I downloaded sequencing files from 2 patients from here: https://www.ebi.ac.uk/ena/browser/view/PRJNA588461?show=reads
there is one fastq file for the forward (1) and reverse (2) reads.
I wanted to look at the quality of the data using fastqc, which I ran simply with fastqc *fastq.gz
The result was that the average forward seuqnence length was 8 pb while the average reverse sequence length was 76. How is this possible?
I am new the analyzing scRNAseq data, perhaps theres a huge step I am missing?
Thanks!
GenoMax
Here are the first few lines from each file, how could the first file, ending in "_1" be the index file? Shouldn't this paired end sequencing result in the forward read and reverse read? Or if this first file is the index file, do I disregard it and only analyze the second file (the next step being to align the file with a reference genome)? Thanks!
10x sequencing uses paired-end reads but both reads don't contain transcriptome data. One of the reads is generally cell barcodes + UMI (it is ~28 bp) with second read representing the insert. One generally needs both reads for analysis.

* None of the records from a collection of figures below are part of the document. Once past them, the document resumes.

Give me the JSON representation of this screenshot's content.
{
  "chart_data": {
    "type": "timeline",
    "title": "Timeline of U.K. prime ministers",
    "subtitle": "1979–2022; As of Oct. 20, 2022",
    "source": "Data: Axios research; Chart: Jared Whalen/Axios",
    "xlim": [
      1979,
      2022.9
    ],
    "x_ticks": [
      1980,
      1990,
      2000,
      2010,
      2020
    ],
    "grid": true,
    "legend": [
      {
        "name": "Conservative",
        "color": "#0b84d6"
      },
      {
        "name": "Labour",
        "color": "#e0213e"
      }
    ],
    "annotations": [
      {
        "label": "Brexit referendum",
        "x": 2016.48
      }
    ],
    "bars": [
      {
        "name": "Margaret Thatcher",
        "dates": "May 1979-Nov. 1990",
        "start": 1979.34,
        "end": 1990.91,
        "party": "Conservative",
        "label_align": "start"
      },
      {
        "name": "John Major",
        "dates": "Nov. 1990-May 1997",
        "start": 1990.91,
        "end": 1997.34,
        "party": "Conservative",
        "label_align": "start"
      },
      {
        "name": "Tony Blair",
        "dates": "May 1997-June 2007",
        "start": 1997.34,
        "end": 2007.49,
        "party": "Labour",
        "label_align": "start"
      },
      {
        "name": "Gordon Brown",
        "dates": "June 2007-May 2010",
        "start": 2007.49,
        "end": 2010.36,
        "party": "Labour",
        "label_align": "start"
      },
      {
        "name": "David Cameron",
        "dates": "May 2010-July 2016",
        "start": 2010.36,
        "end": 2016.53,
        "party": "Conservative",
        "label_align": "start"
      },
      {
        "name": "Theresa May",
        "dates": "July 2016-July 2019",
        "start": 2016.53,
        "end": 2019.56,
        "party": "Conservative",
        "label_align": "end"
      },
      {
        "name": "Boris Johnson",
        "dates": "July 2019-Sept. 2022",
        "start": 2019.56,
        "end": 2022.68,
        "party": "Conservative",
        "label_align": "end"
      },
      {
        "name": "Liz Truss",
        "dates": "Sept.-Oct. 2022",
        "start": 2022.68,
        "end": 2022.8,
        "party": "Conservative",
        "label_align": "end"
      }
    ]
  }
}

This dataset appears to be done with v.2 of 10x kit so the sequencing requirements are 26 x 8 x 98 bp (LINK). Either the submitters did not submit the dataset correctly or repositories did something wrong and now you have this odd 8 x 76 bp read structure. If you look at the SRA run browser for one of these samples (LINK) you can see the
Data Access
tab. Originally submitted R1,I1,R2 data files (which presumably will be R1=26 bp, I1=8 bp, R2=98bp). You will need a google cloud account to access those. But that should be the data in right format.